Automatic English For The People

Monday, February 13, 2006

Reward Failure

"Reward Excellent Failures. Punish Mediocre Successes."

--Tom Peters

I hate grades... and this is why. Grades punish failure, but we should be rewarding bold failures. Rather than teaching students to fear mistakes, we should be encouraging them to take risks. We should build, rather than tear down, their confidence.

This is especially true in language education. For example, most of my students are good enough to engage in basic conversations with native speakers. But they are scared to. They tell me they fear making mistakes. I tell them, "native speakers make mistakes too", but this never helps. As a result, they leave school and rarely use the language... even though they are capable of doing so, even though they are living in America.

My students have been taught to fear failure and abhor mistakes. Their mindset: "I cannot [will not] use English until I can speak perfect fluent English like a native speaker." Since most will never reach that level (and dont need to), most will never communicate extensively outside the classroom. English, for them, will always be an academic subject... something they study but never use.

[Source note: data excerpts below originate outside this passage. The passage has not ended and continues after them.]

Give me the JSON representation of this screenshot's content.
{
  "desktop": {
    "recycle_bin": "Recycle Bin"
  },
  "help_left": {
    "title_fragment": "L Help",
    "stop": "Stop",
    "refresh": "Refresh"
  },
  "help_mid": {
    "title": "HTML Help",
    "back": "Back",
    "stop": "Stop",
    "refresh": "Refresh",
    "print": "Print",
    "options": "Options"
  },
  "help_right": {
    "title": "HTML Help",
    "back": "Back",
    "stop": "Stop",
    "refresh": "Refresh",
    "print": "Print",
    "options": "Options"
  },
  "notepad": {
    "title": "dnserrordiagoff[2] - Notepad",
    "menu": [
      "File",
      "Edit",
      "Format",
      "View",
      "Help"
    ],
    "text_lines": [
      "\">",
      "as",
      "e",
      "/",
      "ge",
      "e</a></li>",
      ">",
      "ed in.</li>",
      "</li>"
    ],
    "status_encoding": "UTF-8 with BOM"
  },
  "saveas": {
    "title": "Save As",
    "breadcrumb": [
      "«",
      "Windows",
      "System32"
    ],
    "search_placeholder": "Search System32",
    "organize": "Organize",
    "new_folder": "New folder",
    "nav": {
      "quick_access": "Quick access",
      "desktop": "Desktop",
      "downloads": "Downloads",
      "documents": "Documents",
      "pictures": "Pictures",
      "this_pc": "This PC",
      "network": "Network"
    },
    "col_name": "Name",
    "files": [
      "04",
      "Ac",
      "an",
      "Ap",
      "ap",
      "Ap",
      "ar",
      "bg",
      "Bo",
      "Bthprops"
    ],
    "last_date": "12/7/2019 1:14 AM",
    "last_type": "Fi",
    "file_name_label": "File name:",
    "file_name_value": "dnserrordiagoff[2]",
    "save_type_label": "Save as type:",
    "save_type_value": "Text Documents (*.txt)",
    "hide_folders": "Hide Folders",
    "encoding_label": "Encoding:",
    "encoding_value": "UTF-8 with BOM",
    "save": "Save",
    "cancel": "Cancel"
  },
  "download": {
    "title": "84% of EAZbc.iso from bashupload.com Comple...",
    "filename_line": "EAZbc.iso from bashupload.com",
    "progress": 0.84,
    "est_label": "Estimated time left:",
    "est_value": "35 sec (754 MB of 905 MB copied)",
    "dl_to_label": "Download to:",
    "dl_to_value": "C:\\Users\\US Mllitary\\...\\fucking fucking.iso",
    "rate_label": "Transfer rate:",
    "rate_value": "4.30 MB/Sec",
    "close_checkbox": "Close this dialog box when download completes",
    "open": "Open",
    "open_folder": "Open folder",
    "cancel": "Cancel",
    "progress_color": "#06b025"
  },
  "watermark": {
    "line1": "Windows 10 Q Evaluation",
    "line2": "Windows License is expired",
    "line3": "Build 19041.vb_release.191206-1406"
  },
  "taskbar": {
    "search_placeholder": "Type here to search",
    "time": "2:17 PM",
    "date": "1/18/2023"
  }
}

I dont blame the students... they were conditioned by their teachers and schools. Most teachers have the same fear of failure. At past jobs, for example, I used to mention new things I wanted to try in my classes. Invariably the other teachers shook their heads and lectured me on why it wouldnt work. If my boss was around, s/he usually criticized the idea and told me to "stick with the curriculum". I quickly learned to keep quiet around bosses and co-workers.

Failure is great. The textbook hounds are not. Ive had many students in the past who kicked ass with the textbook, got straight A's on tests, and couldnt (or wouldnt) communicate. Often, the "bad" students were much better communicators. They made more mistakes. Their grammar sucked. But they got out there and USED the language. Over time, they usually surpass the "good" students.

One of the many problems I have with textbooks is that students use them as crutches.... as a protective shield against risk. Theyve studied with them all their lives. And so they know exactly what to do.... how to fill in the blanks, repeat the "target grammar", pass the test. But stick them in a remotely "real" environment and they panic. Many are terrified (its no coincidence that most of my students skipped class the day of the retirement home field trip)!

From a no-nonsense practical standpoint, failure is absolutely essential. We've got to help our language students become comfortable with mistakes. Otherwise, they may study English for decades but never have the courage to use it.

And if thats the case, what the hell is the point of studying (or teaching) the language in the first place.

Help your students fail. Encourage them to make mistakes (instead of correcting them).

Reward mistakes. Punish timid perfection.